Pianist Bastian Kämpfer ist Muskeldystrophie-Patient und auf einen Rollstuhl angewiesen. Wenn ein Aufzug fehlt, tragen ihn die Bandmitglieder die Treppen hoch. "Musik war für mich eine Möglichkeit, Gefühle auszudrücken", sagt Kämpfer.

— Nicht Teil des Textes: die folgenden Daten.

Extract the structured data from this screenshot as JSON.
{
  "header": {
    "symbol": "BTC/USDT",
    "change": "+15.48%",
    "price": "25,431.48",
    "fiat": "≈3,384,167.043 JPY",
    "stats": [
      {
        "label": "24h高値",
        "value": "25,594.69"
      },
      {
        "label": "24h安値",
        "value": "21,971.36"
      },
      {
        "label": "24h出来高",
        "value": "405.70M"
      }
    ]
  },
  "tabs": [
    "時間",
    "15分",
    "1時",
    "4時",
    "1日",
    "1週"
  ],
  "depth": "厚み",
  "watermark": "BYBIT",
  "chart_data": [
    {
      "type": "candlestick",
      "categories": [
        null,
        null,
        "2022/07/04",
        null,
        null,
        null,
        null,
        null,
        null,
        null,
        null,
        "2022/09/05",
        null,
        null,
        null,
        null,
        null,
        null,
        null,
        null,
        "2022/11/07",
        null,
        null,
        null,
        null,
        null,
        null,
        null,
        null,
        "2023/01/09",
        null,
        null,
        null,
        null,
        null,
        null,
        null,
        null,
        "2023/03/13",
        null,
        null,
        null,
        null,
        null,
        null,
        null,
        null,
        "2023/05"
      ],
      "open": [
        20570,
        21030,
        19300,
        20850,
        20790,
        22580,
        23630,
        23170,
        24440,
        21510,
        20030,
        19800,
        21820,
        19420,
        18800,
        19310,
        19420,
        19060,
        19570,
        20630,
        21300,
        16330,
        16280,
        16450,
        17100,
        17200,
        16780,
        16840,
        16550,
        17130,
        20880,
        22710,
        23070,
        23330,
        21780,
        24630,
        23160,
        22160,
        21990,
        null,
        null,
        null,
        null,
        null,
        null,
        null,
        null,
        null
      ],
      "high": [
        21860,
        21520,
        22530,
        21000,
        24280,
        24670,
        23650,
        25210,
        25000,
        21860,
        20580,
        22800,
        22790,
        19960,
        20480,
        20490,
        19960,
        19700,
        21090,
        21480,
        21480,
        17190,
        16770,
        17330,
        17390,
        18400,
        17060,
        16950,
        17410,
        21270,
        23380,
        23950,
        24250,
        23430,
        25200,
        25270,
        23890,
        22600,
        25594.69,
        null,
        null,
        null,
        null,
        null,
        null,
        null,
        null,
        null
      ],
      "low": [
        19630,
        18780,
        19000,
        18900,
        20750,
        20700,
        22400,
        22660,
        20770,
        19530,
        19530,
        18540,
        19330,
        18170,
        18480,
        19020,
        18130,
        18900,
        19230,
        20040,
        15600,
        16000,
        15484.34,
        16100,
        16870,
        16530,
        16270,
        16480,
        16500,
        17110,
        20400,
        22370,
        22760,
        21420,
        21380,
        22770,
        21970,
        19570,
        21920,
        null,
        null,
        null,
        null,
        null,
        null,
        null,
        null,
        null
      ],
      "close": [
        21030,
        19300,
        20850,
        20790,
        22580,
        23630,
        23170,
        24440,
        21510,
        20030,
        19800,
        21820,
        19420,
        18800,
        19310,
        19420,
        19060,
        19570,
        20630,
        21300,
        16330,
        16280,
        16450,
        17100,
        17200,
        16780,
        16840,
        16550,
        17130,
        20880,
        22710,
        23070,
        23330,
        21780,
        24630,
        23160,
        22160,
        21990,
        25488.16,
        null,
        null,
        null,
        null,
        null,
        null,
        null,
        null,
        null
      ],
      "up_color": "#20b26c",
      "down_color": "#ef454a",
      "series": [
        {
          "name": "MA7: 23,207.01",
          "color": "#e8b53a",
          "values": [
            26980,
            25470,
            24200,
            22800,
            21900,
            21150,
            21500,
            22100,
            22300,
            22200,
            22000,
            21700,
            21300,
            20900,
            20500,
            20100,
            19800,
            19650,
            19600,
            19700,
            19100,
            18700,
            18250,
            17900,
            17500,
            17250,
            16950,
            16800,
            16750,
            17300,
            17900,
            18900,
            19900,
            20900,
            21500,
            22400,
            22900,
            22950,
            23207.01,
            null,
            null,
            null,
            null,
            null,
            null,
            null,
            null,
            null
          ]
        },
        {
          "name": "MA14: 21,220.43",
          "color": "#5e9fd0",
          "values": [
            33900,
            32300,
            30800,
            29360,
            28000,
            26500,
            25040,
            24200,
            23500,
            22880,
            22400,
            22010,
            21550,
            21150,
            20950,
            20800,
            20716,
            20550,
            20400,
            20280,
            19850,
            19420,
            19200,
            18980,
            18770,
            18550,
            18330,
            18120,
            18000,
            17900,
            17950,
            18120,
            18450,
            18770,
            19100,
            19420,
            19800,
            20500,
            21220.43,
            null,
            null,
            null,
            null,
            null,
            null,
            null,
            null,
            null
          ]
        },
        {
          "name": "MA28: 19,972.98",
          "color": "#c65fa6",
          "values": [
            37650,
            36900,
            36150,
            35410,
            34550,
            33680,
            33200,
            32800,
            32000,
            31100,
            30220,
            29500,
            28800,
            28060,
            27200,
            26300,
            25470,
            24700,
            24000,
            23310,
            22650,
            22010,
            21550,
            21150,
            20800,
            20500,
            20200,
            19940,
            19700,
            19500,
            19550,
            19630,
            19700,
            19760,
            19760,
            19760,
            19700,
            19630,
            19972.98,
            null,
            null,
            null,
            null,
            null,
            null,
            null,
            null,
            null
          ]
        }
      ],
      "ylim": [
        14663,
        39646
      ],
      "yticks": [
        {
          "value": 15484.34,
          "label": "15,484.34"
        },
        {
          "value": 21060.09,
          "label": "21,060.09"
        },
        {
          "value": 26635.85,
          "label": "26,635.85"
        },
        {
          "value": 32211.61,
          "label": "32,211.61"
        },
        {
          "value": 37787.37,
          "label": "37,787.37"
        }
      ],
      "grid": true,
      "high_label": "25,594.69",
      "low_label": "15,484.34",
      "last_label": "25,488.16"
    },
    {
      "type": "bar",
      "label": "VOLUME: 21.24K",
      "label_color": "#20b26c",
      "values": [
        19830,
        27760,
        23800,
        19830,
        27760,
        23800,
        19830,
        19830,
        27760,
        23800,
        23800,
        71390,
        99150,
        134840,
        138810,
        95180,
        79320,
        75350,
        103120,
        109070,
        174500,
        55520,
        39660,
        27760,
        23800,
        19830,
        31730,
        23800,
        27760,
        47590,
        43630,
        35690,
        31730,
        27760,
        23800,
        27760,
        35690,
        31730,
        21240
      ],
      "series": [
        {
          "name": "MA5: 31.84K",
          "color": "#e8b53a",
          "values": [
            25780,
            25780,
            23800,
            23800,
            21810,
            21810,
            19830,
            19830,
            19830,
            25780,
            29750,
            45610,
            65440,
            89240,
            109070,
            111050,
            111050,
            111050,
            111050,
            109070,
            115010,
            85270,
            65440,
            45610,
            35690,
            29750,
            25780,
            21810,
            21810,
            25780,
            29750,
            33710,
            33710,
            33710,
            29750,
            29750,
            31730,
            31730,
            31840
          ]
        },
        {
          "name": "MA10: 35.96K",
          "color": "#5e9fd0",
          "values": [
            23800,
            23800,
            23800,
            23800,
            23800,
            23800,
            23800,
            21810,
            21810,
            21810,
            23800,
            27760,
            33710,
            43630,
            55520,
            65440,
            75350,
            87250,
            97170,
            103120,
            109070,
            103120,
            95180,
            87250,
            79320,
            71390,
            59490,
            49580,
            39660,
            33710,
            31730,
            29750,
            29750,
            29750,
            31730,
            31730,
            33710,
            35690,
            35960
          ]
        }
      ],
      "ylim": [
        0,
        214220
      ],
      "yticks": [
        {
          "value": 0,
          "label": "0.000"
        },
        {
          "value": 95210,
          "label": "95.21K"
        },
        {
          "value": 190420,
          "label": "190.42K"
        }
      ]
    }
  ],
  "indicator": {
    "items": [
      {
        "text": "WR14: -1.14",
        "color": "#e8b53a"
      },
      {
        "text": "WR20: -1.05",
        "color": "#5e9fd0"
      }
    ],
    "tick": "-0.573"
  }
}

Bassist Beck spürt manchmal, wenn viel Nebel auf der Bühne versprüht wird, dass seine Atemwege sich verengen. "Ich versuche auch immer, Atemtherapien mit Musik zu verbinden, was natürlich auf Dauer anstrengend sein kann", sagt er. "Das hält mich aber nicht davon ab, auch mal so lange es geht aus einer Trompete ein paar Töne herauszuholen." Doch, sagt er, "glücklicherweise merke ich bei Konzerten recht wenig von meiner Erkrankung".

Mindestens genauso spannend seien für ihn aber auch die Gespräche zwischen den Proben. Zu hören, dass es vielen in manchen Situationen ähnlich geht: "Dass man mit seinen Sorgen einfach nicht so allein ist, das kann ungemein befreiend sein."

Hartmanns Ziel ist es, einen Musikerpool von chronisch kranken Musikern aufzubauen, die von professionellen Musikern gecoacht werden. "Und aus dem wir weitere Bands rekrutieren und so Aufmerksamkeit schaffen können", sagt er. Denn: "Bei uns muss man sich nicht erklären und rechtfertigen, weil wir unsere Krankheiten kennen."